I’ve never removed a comment on this blog, even in fairly extreme situations. There are many reasons, including a general dislike of censorship and the notion that once I start policing content I become responsible for that which remains. There are also some purely practical concerns related to the near impossibility of such moderation actually being helpful. As the most active moderator on a forum through nearly a million contentious posts, I learned a few lessons that also apply to blogs.

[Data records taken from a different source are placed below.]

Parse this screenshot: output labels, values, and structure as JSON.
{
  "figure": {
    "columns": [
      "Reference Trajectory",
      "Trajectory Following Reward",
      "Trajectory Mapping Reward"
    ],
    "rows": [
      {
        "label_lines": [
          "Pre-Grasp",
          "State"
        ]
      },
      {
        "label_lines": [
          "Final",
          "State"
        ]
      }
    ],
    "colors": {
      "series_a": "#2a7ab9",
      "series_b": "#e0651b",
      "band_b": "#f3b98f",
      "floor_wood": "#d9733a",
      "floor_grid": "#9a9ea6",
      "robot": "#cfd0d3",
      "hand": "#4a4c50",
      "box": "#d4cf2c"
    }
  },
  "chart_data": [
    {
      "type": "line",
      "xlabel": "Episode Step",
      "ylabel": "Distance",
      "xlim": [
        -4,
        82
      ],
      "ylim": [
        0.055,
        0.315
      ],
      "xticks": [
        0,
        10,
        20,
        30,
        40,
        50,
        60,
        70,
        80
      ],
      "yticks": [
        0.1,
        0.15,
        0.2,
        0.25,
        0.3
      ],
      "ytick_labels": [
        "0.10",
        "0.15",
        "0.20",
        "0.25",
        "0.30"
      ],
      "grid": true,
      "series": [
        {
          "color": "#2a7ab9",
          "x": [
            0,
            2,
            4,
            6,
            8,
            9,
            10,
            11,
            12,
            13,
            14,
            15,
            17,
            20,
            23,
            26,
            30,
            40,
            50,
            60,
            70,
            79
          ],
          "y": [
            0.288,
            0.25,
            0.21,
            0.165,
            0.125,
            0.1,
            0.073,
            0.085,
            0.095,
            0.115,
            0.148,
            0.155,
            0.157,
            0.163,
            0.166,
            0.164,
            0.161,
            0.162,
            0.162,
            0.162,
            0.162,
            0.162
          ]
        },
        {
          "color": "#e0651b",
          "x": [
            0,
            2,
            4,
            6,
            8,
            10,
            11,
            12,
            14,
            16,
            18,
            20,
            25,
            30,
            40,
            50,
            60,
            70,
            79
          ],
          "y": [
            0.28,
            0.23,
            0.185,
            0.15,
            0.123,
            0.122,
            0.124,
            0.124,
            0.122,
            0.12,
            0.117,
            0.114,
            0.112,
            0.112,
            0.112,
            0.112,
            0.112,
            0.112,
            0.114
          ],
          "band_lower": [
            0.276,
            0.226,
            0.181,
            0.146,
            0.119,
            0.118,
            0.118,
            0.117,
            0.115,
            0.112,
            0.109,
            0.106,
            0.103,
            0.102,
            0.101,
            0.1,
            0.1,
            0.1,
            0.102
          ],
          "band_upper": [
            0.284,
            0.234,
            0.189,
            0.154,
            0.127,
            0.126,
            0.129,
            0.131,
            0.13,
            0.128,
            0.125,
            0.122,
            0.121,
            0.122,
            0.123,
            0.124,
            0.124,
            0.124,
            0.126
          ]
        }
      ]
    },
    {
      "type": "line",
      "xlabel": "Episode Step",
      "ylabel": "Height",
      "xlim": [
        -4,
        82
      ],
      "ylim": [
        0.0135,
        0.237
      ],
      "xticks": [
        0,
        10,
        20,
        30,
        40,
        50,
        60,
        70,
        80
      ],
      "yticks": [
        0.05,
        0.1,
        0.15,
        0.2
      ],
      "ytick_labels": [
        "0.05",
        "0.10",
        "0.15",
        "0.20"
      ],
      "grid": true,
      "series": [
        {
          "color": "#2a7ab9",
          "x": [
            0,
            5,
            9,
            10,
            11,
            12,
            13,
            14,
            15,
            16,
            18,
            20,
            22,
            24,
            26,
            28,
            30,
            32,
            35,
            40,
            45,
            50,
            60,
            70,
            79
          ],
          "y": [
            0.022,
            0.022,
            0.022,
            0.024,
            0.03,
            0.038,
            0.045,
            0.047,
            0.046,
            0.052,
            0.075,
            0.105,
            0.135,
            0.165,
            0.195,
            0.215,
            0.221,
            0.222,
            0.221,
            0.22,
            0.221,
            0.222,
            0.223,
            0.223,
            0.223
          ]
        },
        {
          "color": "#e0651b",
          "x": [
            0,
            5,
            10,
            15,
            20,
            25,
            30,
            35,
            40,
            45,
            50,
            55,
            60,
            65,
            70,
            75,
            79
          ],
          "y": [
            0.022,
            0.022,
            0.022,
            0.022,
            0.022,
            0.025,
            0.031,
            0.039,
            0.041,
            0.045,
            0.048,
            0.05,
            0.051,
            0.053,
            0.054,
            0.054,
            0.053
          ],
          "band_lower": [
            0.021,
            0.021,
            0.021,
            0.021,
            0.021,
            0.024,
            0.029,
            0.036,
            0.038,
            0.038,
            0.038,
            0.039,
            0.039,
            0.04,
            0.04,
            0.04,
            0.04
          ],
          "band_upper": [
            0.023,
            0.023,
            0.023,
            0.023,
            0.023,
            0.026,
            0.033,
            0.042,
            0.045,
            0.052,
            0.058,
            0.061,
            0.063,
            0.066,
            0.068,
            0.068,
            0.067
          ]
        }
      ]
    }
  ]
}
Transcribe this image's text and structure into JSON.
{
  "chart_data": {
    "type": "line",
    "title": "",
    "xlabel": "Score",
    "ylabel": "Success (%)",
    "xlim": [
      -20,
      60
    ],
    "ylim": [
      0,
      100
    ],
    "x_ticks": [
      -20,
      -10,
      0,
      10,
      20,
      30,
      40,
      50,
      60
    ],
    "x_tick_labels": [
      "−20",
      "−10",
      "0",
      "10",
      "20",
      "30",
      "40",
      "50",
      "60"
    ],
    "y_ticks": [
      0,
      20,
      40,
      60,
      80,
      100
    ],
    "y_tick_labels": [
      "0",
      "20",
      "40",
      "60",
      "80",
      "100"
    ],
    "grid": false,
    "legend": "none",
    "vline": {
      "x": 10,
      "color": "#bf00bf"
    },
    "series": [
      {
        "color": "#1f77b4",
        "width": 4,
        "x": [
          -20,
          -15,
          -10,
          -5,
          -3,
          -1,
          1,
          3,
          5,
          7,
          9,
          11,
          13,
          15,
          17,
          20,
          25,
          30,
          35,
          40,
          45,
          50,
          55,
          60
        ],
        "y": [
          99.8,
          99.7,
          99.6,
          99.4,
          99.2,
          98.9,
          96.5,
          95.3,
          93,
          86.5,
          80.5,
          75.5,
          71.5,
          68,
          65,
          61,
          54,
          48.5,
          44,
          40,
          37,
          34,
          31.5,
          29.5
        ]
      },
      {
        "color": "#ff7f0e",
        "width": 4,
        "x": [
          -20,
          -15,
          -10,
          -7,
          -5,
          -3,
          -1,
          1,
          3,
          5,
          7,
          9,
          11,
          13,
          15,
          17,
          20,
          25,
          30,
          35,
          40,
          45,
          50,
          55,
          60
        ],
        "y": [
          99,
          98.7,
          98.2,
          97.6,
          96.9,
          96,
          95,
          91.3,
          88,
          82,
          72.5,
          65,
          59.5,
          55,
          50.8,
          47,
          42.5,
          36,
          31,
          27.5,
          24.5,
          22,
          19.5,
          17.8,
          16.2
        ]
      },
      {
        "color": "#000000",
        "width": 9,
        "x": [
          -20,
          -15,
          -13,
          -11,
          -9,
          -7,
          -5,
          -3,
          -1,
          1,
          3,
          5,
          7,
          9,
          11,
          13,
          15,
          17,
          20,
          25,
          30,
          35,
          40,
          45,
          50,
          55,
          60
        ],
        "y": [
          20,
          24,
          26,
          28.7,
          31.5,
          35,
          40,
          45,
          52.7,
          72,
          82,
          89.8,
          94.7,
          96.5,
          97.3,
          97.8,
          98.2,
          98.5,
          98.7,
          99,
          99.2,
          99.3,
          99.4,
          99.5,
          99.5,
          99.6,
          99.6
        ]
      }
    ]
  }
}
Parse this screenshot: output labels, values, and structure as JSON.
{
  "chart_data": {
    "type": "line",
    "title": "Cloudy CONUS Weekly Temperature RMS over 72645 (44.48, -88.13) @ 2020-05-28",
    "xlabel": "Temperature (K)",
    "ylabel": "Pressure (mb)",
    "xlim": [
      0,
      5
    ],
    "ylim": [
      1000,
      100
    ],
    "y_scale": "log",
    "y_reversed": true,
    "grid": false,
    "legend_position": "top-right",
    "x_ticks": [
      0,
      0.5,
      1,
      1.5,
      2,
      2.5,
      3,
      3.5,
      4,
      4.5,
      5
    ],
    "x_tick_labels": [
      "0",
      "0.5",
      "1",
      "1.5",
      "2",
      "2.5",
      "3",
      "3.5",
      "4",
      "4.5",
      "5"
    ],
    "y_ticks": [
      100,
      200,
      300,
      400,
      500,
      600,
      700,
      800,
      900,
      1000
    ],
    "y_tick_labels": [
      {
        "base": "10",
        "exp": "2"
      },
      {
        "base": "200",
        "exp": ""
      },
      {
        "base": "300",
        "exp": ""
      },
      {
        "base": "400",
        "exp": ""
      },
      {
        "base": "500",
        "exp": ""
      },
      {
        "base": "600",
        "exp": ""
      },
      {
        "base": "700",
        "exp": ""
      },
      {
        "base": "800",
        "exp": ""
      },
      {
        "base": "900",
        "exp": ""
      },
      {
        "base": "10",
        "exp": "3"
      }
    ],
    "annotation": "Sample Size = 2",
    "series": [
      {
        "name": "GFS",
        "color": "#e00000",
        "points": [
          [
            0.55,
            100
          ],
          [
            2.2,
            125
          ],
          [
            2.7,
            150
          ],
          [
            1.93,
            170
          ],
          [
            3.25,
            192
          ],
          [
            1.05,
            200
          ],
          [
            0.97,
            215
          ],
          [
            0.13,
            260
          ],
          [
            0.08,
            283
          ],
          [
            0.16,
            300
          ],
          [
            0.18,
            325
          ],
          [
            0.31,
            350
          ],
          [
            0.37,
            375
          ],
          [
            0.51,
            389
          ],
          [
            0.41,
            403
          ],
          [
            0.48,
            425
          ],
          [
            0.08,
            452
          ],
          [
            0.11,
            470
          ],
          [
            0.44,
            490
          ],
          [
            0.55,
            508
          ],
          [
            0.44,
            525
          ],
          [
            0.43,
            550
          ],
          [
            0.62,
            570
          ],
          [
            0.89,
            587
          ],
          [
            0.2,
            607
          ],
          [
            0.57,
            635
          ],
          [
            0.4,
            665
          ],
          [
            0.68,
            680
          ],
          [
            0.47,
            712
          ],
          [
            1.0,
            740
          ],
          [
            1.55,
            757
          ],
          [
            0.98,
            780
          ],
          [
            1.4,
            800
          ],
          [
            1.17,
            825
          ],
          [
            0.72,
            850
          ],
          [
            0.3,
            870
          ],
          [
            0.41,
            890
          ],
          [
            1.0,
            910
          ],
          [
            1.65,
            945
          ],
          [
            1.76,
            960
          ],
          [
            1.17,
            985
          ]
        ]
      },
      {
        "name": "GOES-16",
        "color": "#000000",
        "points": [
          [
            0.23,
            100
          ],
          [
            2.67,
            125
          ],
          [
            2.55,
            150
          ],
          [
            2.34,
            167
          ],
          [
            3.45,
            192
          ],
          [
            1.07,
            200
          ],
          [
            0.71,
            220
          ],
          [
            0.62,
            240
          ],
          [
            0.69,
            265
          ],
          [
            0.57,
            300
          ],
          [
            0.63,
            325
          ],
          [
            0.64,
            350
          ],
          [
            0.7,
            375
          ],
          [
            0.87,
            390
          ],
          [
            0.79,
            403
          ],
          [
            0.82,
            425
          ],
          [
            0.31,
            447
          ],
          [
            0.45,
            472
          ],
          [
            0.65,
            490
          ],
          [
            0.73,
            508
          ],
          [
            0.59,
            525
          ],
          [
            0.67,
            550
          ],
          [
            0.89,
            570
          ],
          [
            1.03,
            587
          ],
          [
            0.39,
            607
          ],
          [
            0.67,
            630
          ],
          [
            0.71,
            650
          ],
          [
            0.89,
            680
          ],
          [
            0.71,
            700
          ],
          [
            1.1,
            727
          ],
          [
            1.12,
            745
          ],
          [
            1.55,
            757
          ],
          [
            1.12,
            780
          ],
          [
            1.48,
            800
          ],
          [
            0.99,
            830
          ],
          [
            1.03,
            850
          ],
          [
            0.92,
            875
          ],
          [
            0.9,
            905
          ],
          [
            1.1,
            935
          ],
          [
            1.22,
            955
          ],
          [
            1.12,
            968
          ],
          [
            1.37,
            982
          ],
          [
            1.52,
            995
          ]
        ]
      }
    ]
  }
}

  • Whipping out the moderator hat with no prior attempts to persuade or warn people only convinces them that you’re more interested in directing than in participating.
  • If moderation is necessary, it’s better to moderate an entire line of discussion instead of trying to make and enforce hard-to-defend distinctions between one comment and another. Everybody – participants and observers alike – has their own idea who initiated a thread’s decline. People’s annoyance at being “caught in the net” is nothing compared to their anger at being singled out.
  • Deleting comments is a bad idea. Often, a comment will contain both a good part and a bad part. At best, deleting both leaves the remainder of the conversation disconnected and nonsensical. At worst, it also tells people that the effort they put into the good part means nothing to you. Close comments, mark bad ones, but don’t delete.

Unfortunately, in the thread elsewhere that inspired my own recent post about standards, Herb Sutter managed to make every one of these mistakes. I’m not saying that he was unjustified in taking action; it’s his blog, he wants traffic, and I for one had stopped visiting that thread because I got tired of being called a “freetard” and such by some of the other participants. What I’m saying is that the action he took was ill considered and poorly executed. For example, I can see that one comment, which was 95% serious commentary with one rude remark, was removed in toto; the “tinfoil hat” insult to which that one remark was a response was allowed to stand. How this fits Herb’s desire for “respectful disagreement” is a mystery, and it’s hard to escape the conclusion that the “moderator” was reacting to what was said rather than how. Whether intentionally or not, he has done less to improve the tone of the discussion than to influence its direction.

That such authoriarian and inconsistent actions were taken in the context of a thread about standards and openness is particularly telling. For too many people, those terms are just marketing hooks and not sincerely held principles. We already have “greenwashing” for the same phenomenon as it applies to ecological concerns. We need a similar term for people who talk the inclusive talk but don’t walk the walk. It’s a shame really, because I think that overall Herb is a good guy who brings great value to the techie blogosphere, but in this particular instance he seems to have taken a stance against responsible blogging.